♡2^CAPITOLO♡

Mi svegliai con le lacrime agli occhi, probabilmente a causa del sogno che ho fatto questa notte, non lo ricordo, penso sia stato come quando vedi un film romantico e piangi senza un motivo reale. 

Presi il telefono e vidi l'ora, la luce mi accecò, ma dopo qualche secondo mi abituai, erano le 8:45. 

La lezione era alle nove, così in fretta mi alzai, mi vestii e
presi qualcosa dal frigo per fare colazione.

Uscii dalla porta e incontrai la vicina di casa, le chiesi un passaggio,per fortuna mi rispose di sì, stava andando a lavorare in un negozio di abbigliamento che si trova in una strada vicino  l'ospedale.

Arrivai giusto in tempo, la ringraziai prima di scendere dall'auto, mentre mi avvicinavo all'entrata vidi il mio prof seduto su una panchina che fumava una sigaretta, feci finta di niente ed entrai.

Mia madre non vuole assolutamente che i miei insegnanti fumino, soprattutto davanti a me e in un ospedale dove ci sono molti bambini.

Appena entrata vidi i genitori di James parlare con mia madre, mi sembrava strano che fossero venuti qualche giorno prima dell'operazione, anche perché non gli hanno fatto praticamente mai visita da quando lui è qui, tranne per occasioni in cui devono firmare permessi e moduli, insomma cose che non riguardano noi giovani.
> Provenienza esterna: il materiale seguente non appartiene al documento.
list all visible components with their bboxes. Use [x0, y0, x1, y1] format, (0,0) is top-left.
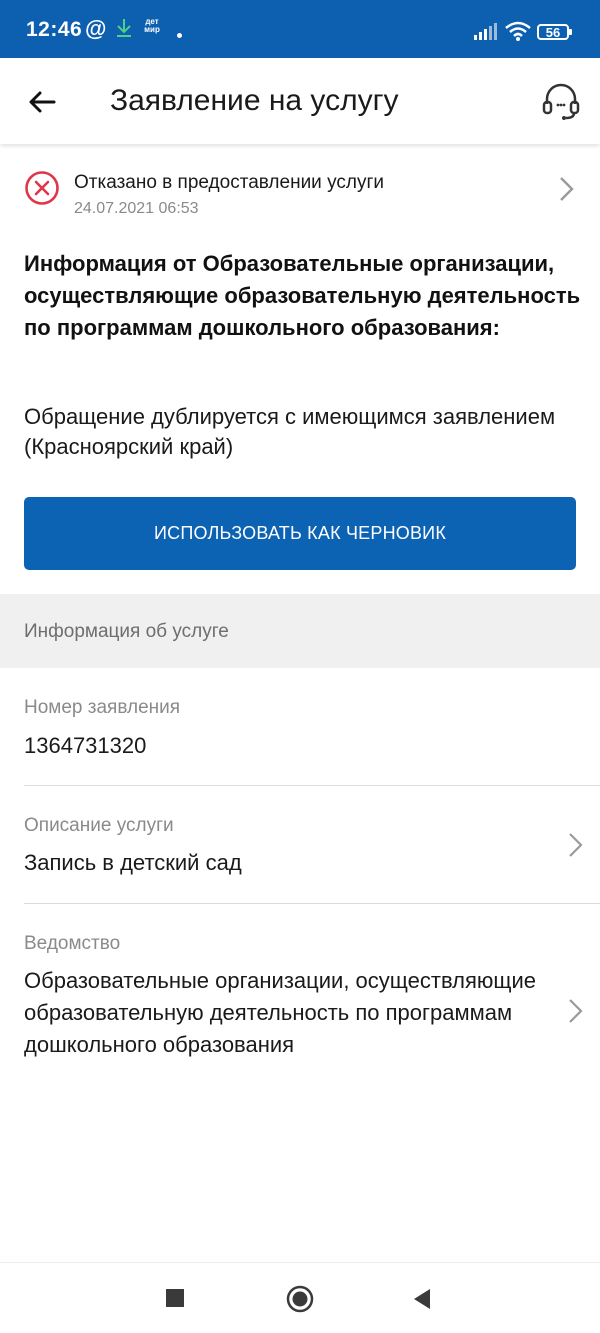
field-value: 1364731320 [24, 733, 147, 758]
back-triangle-icon[interactable] [412, 1287, 432, 1311]
status-text: Отказано в предоставлении услуги [74, 172, 384, 193]
more-notifications-dot-icon [177, 33, 182, 38]
home-icon[interactable] [286, 1285, 314, 1313]
use-as-draft-button[interactable]: ИСПОЛЬЗОВАТЬ КАК ЧЕРНОВИК [24, 497, 576, 570]
department-row[interactable]: Ведомство Образовательные организации, о… [0, 904, 600, 1104]
at-sign-icon: @ [85, 16, 107, 41]
service-info-section-header: Информация об услуге [0, 594, 600, 668]
chevron-right-icon [569, 833, 583, 857]
application-status-row[interactable]: Отказано в предоставлении услуги 24.07.2… [0, 160, 600, 224]
page-title: Заявление на услугу [110, 84, 399, 117]
info-message: Обращение дублируется с имеющимся заявле… [24, 404, 556, 459]
field-value: Образовательные организации, осуществляю… [24, 968, 537, 1057]
download-icon [117, 19, 131, 37]
system-navigation-bar [0, 1262, 600, 1333]
detmir-notification-icon: дет мир [144, 17, 160, 34]
section-header-label: Информация об услуге [24, 621, 229, 642]
back-arrow-icon[interactable] [22, 82, 62, 122]
chevron-right-icon [560, 177, 574, 201]
wifi-icon [505, 21, 531, 41]
battery-icon: 56 [537, 24, 572, 40]
field-label: Описание услуги [24, 815, 174, 836]
service-description-row[interactable]: Описание услуги Запись в детский сад [0, 786, 600, 904]
field-value: Запись в детский сад [24, 850, 242, 875]
info-heading: Информация от Образовательные организаци… [24, 251, 581, 340]
status-date: 24.07.2021 06:53 [74, 200, 199, 217]
signal-icon [474, 23, 497, 40]
field-label: Ведомство [24, 933, 121, 954]
recent-apps-icon[interactable] [166, 1289, 184, 1307]
field-label: Номер заявления [24, 697, 181, 718]
app-bar: Заявление на услугу [0, 58, 600, 144]
application-number-field: Номер заявления 1364731320 [0, 668, 600, 786]
clock-time: 12:46 [26, 18, 83, 41]
reject-circle-icon [25, 171, 59, 205]
headset-icon[interactable] [540, 80, 582, 122]
chevron-right-icon [569, 999, 583, 1023]
system-status-bar: 12:46 @ дет мир 56 [0, 0, 600, 58]
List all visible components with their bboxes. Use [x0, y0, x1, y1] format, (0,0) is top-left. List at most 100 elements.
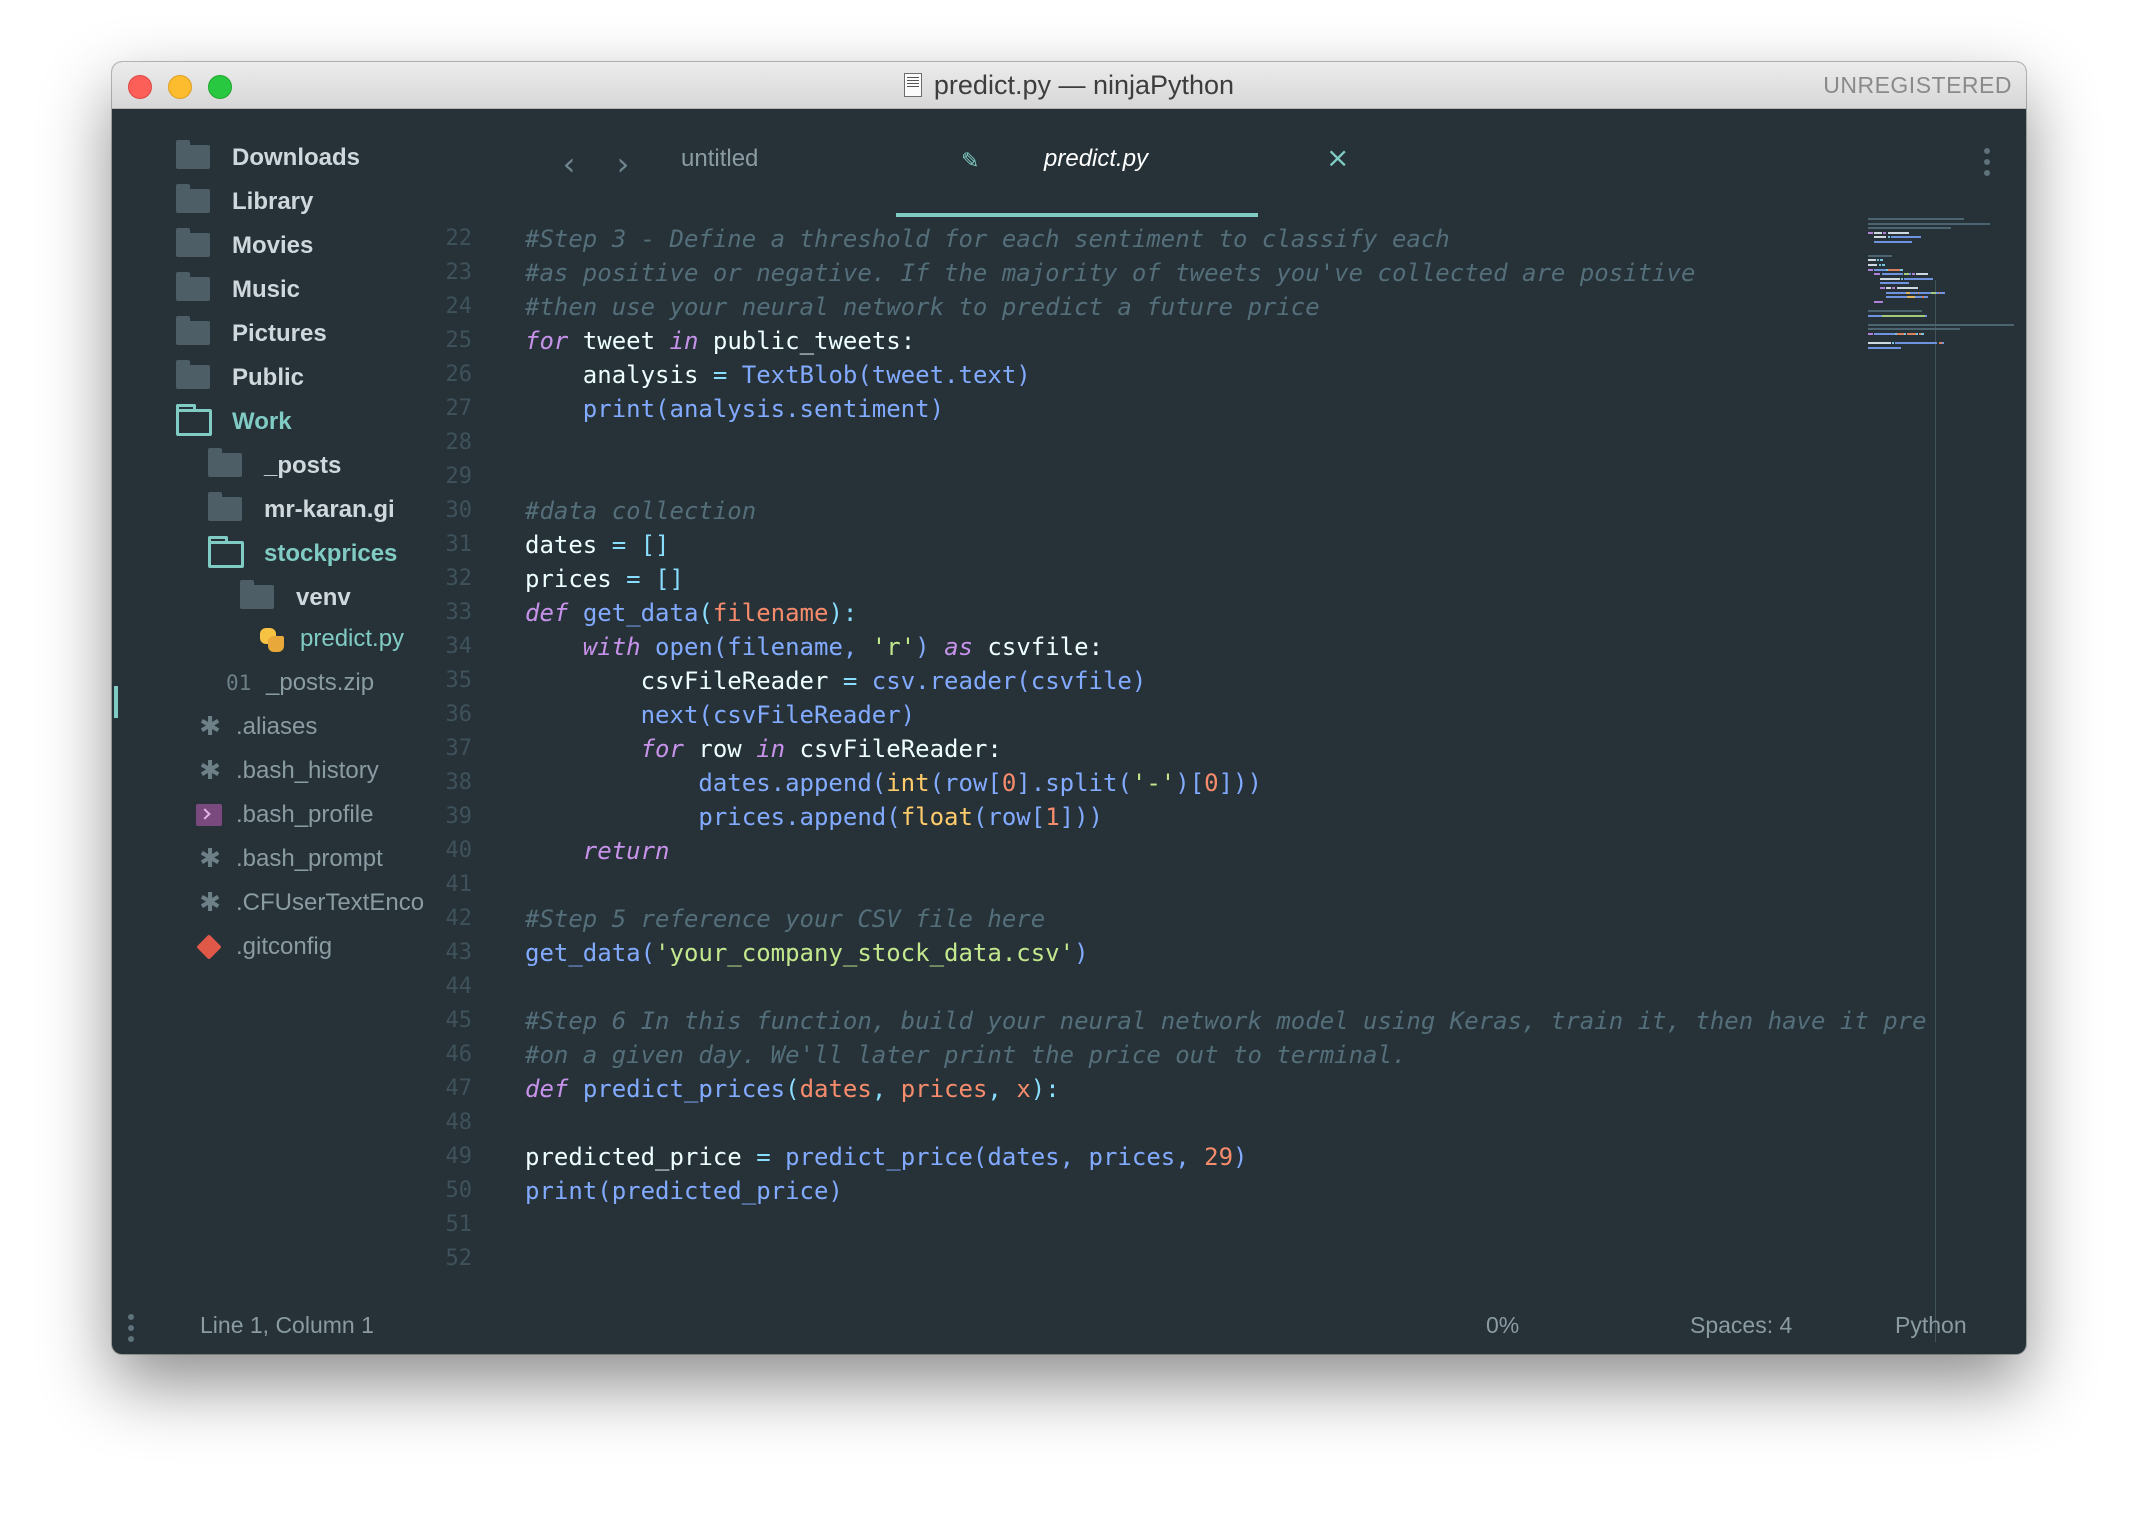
code-line[interactable]: for row in csvFileReader:	[525, 732, 1927, 766]
close-tab-icon[interactable]: ×	[1326, 141, 1349, 174]
syntax-selector[interactable]: Python	[1895, 1308, 1967, 1342]
code-line[interactable]: def get_data(filename):	[525, 596, 1927, 630]
code-line[interactable]	[525, 426, 1927, 460]
code-line[interactable]: dates = []	[525, 528, 1927, 562]
sidebar-item-label: .bash_history	[236, 757, 379, 784]
minimap-stroke	[1868, 314, 1882, 317]
minimap-stroke	[1916, 273, 1928, 276]
minimap-stroke	[1881, 273, 1903, 276]
minimap-stroke	[1868, 254, 1892, 257]
line-number: 23	[445, 260, 473, 285]
asterisk-file-icon: ✱	[199, 888, 221, 918]
minimap-stroke	[1874, 333, 1895, 335]
code-token: filename	[712, 599, 829, 627]
line-number: 25	[445, 328, 473, 353]
asterisk-file-icon: ✱	[199, 844, 221, 874]
code-line[interactable]: #on a given day. We'll later print the p…	[525, 1038, 1927, 1072]
sidebar-item-label: .gitconfig	[236, 933, 333, 960]
code-line[interactable]	[525, 1106, 1927, 1140]
line-number: 47	[445, 1076, 473, 1101]
code-line[interactable]: with open(filename, 'r') as csvfile:	[525, 630, 1927, 664]
code-line[interactable]: prices.append(float(row[1]))	[525, 800, 1927, 834]
minimap[interactable]	[1868, 214, 2026, 514]
minimap-stroke	[1881, 264, 1885, 266]
minimap-stroke	[1874, 273, 1880, 276]
status-menu-icon[interactable]	[128, 1314, 134, 1347]
code-line[interactable]	[525, 1208, 1927, 1242]
code-line[interactable]: #as positive or negative. If the majorit…	[525, 256, 1927, 290]
code-token: )	[915, 633, 930, 661]
code-line[interactable]: #then use your neural network to predict…	[525, 290, 1927, 324]
tab-untitled[interactable]: untitled	[681, 145, 758, 173]
code-line[interactable]: #Step 3 - Define a threshold for each se…	[525, 222, 1927, 256]
pencil-icon: ✎	[961, 149, 980, 174]
code-line[interactable]: for tweet in public_tweets:	[525, 324, 1927, 358]
code-line[interactable]: #Step 6 In this function, build your neu…	[525, 1004, 1927, 1038]
minimap-stroke	[1874, 300, 1883, 303]
code-token: 0	[1001, 769, 1017, 797]
cursor-position[interactable]: Line 1, Column 1	[200, 1308, 374, 1342]
code-token: ]))	[1059, 803, 1103, 831]
code-line[interactable]: get_data('your_company_stock_data.csv')	[525, 936, 1927, 970]
code-line[interactable]	[525, 460, 1927, 494]
code-token: ,	[871, 1075, 901, 1103]
code-token: predict_prices	[582, 1075, 786, 1103]
code-token: #then use your neural network to predict…	[525, 293, 1320, 321]
code-area[interactable]: #Step 3 - Define a threshold for each se…	[525, 222, 1927, 1276]
back-arrow-icon[interactable]: ‹	[554, 148, 584, 180]
line-number: 45	[445, 1008, 473, 1033]
sidebar-item-label: .CFUserTextEnco	[236, 889, 425, 916]
minimap-stroke	[1908, 273, 1911, 276]
editor-window: predict.py — ninjaPython UNREGISTERED Do…	[112, 62, 2026, 1354]
code-line[interactable]	[525, 1242, 1927, 1276]
code-line[interactable]: prices = []	[525, 562, 1927, 596]
minimap-stroke	[1887, 231, 1909, 234]
code-line[interactable]: print(predicted_price)	[525, 1174, 1927, 1208]
forward-arrow-icon[interactable]: ›	[608, 148, 638, 180]
code-line[interactable]: next(csvFileReader)	[525, 698, 1927, 732]
minimap-stroke	[1878, 264, 1881, 266]
code-line[interactable]: csvFileReader = csv.reader(csvfile)	[525, 664, 1927, 698]
code-line[interactable]: #Step 5 reference your CSV file here	[525, 902, 1927, 936]
code-line[interactable]: analysis = TextBlob(tweet.text)	[525, 358, 1927, 392]
line-number: 35	[445, 668, 473, 693]
minimap-stroke	[1868, 310, 1922, 312]
minimap-stroke	[1868, 323, 2014, 326]
code-line[interactable]	[525, 970, 1927, 1004]
sidebar-item-label: .bash_profile	[236, 801, 374, 828]
sidebar-item-label: Work	[232, 408, 292, 435]
code-editor[interactable]: 22 23 24 25 26 27 28 29 30 31 32 33 34 35 36 37 38 39 40 41…	[432, 222, 1992, 1342]
line-number: 46	[445, 1042, 473, 1067]
code-token: dates	[799, 1075, 872, 1103]
code-line[interactable]	[525, 868, 1927, 902]
code-token: analysis	[525, 361, 713, 389]
minimap-stroke	[1941, 342, 1944, 345]
code-line[interactable]: #data collection	[525, 494, 1927, 528]
code-token: dates.append(	[698, 769, 887, 797]
minimap-stroke	[1916, 333, 1918, 335]
code-token: int	[886, 769, 930, 797]
indentation-setting[interactable]: Spaces: 4	[1690, 1308, 1792, 1342]
code-token: ):	[1030, 1075, 1060, 1103]
code-line[interactable]: return	[525, 834, 1927, 868]
more-options-icon[interactable]	[1984, 148, 1990, 184]
sidebar-item-label: Pictures	[232, 320, 327, 347]
code-line[interactable]: def predict_prices(dates, prices, x):	[525, 1072, 1927, 1106]
minimap-stroke	[1868, 218, 1964, 220]
code-line[interactable]: dates.append(int(row[0].split('-')[0]))	[525, 766, 1927, 800]
code-line[interactable]: print(analysis.sentiment)	[525, 392, 1927, 426]
minimap-stroke	[1904, 277, 1933, 280]
code-token: print(predicted_price)	[525, 1177, 843, 1205]
minimap-stroke	[1904, 333, 1906, 335]
code-token: #Step 5 reference your CSV file here	[525, 905, 1046, 933]
tab-predict-py[interactable]: predict.py	[1044, 145, 1148, 173]
active-tab-indicator	[896, 213, 1258, 217]
minimap-stroke	[1901, 277, 1903, 280]
minimap-stroke	[1896, 333, 1904, 335]
code-token: prices	[525, 565, 627, 593]
code-line[interactable]: predicted_price = predict_price(dates, p…	[525, 1140, 1927, 1174]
Mi insospettii, ma il mio prof era ormai entrato e dovevo iniziare per forza la lezione, avrei pensato a James più tardi.

Dopo circa mezz'ora, ricevetti un messaggio da Rebecca, la mia migliore amica e compagna di folli avventure ospedaliere, non potevo vederlo anzi dovevo spegnere il telefono, ma la tentazione era troppa.

Il prof mi richiamò più volte, io non lo ascoltavo, perché non potevo credere a ciò che stavo leggendo. 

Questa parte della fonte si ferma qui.